Dramatic acoustics

July 10, 2017 08:27 pm | Updated 08:27 pm IST

While radio has never really gone out of style, the sounds and rhythms one may associate with the medium have undergone a sea change over the years. Rather than occupying its humble abode on a lace doily atop a mantelpiece with its antennae pricked up to best intercept errant air-waves, the transistor is now an indispensable travel companion, allowing latter-day excursionists to tide over traffic blues and long-haul journeys with a steady diet of upbeat jingles, peppy film songs, and feverish prattle from exuberant radio jockeys. What used to be a solemn and ponderous medium, tripping over with self-importance, is now a little too frivolous to be taken seriously. It is probably tailor-made to our rewired selves, reeling under the effect of technology overkill, but not being able to dispense with the soundtrack of our lives that the FM channel of choice dutifully provides.

Aural details

The radio play, once a stalwart feature of the national All India Radio, is now jousting with oblivion, even if it still obstinately continues to be a part of radio programming in several regional centres. The early plays, some running into three hours long, catered to a once extended attention span that has now apparently petered down to a mere three minutes — that’s the optimal duration suggested for a YouTube clip by web experts, even for an engaged audience. A radio play, by its very nature, is just acoustics and no visuals. The constant static of poor reception once provided it its most distinctive ambient quality, although music could pipe in and out, and audio effects could complement the vocal performances of the actors or, if you are inclined to be less charitable, the ‘speakers’. They often performed live in recording studios. It was modulated speech that didn’t require to be bellowed out in order to reach the last row of the stalls, as was the case with live theatrical performance. Radio drama was a purely aural experience, yet could be rich with psychological detailing and its dramatic impact could rival that of the best plays that one might see in the playhouse.

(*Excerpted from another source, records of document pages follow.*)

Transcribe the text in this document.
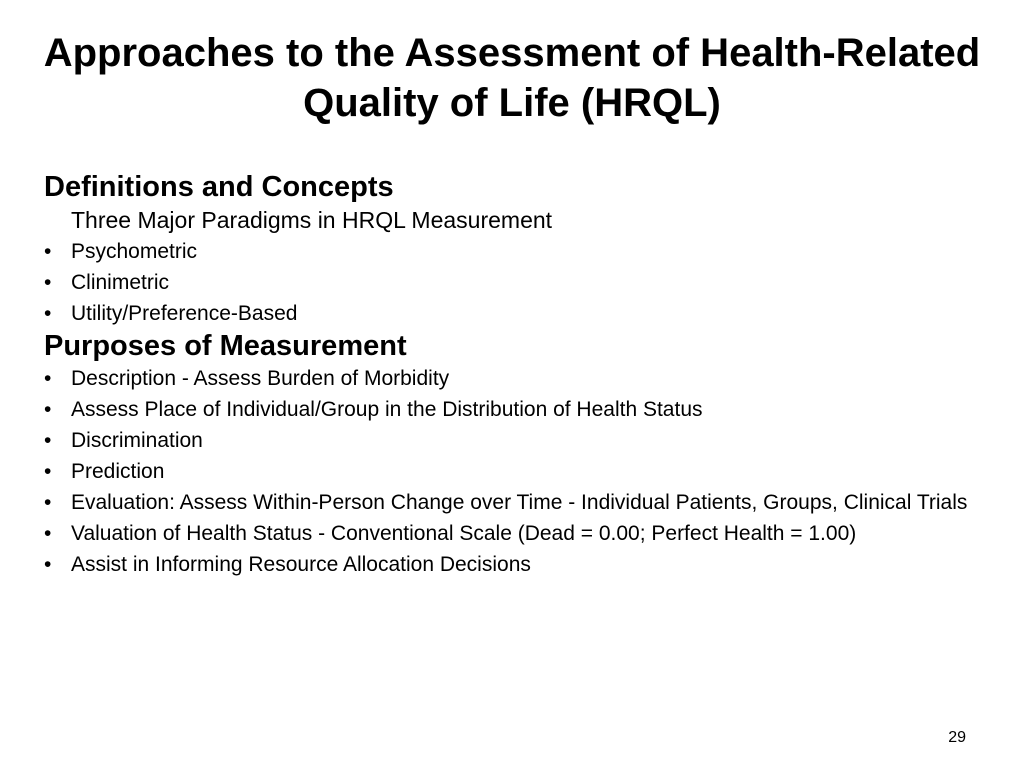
Approaches to the Assessment of Health-Related Quality of Life (HRQL)
Definitions and Concepts

Three Major Paradigms in HRQL Measurement

• Psychometric
• Clinimetric
• Utility/Preference-Based
Purposes of Measurement
• Description - Assess Burden of Morbidity
• Assess Place of Individual/Group in the Distribution of Health Status
• Discrimination
• Prediction
• Evaluation: Assess Within-Person Change over Time - Individual Patients, Groups, Clinical Trials
• Valuation of Health Status - Conventional Scale (Dead = 0.00; Perfect Health = 1.00)
• Assist in Informing Resource Allocation Decisions
29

India’s legacy of radio drama isn’t one that is sufficiently, or even to a lesser degree, preserved and archived. Dharamvir Bharti’s 1954 radio play, Andha Yug, has survived in the cultural consciousness thanks to Ebrahim Alkazi’s eponymous production, which was performed against the backdrop of the Feroze Shah Kotla in 1963. Its radio origins is often looked at derisively, with Alkazi (and Satyadev Dubey before him) being credited with salvaging an important anti-war text with his monumental (literally, as well as otherwise) visual treatment. In countries like the UK, radio drama continues to thrive, and the BBC produces and broadcasts hundreds of new radio plays each year. The drama section of the BBC’s iPlayer (which is its web interface to access both television and radio content), lists more than 700 entries that can still be listened to by viewers across the world although, most likely, the primary listernership is British.

These include dramatisations of books like E M Forster’s Howards End , and plays written directly for radio. There are much-feted readings like that of Franz Kafka’s Metamorphosis by a sombre and compelling Benedict Cumberbatch. There has also been, for years now, an entire slew of India-themed material that catered to the burgeoning masses of people of South Asian stock who make up one of Britain’s ideal minorities. These are often produced under the aegis of the British Asian Network, a radio station just like any other regional AIR channel, but with a British accent and edgier politics. A lot of this material would perhaps not appeal to Indian listeners, because of the stilted accents and sensationalised gaze and the manner in which country seems to be perennially viewed through a reductive and exotic lens, however pertinent the politics.

New styles

However, more and more, these radio productions are being made with local Indian production crews, who have brought in their own sensibilities that balance out issues of representation. Since 2001, John Dryden has been directing commissioned radio work for the BBC, and his projects take him all over the world where he employs local theatre groups and records on location to create a kind of pre-recorded radio dramatisation that has the feel of a “a low-budget film shoot without a camera,” according to Nadir Khan, a producer on several of his international projects.

Khan’s Indian collaborations with Dryden includes Ayeesha Menon and Kewel Karim’s adaptation of Rohinton Mistry’s A Fine Balance , and Menon’s crime drama Undercover Mumbai, in which Prerna Chawla plays an disgraced police inspector. Dryden’s guerrilla-style recording methods takes the radio drama light years away from the “six actors in a studio sitting around a microphone,” says Khan, “If there is a chase scene, we have the actors running down a street, with the mic following them.” It’s a much more dynamic, and in many ways, richer idiom. The entire process, from conception to being ready to broadcast, takes around six months. Khan doesn’t expect the works to be aired on conventional Indian radio channels. He had experimented with five-min radio theatre spots on Go FM a few years ago, and people just wouldn’t listen in, because they were considered too long. That’s the pet peeve about attention span, all over again.

The writer is a playwright and stage critic.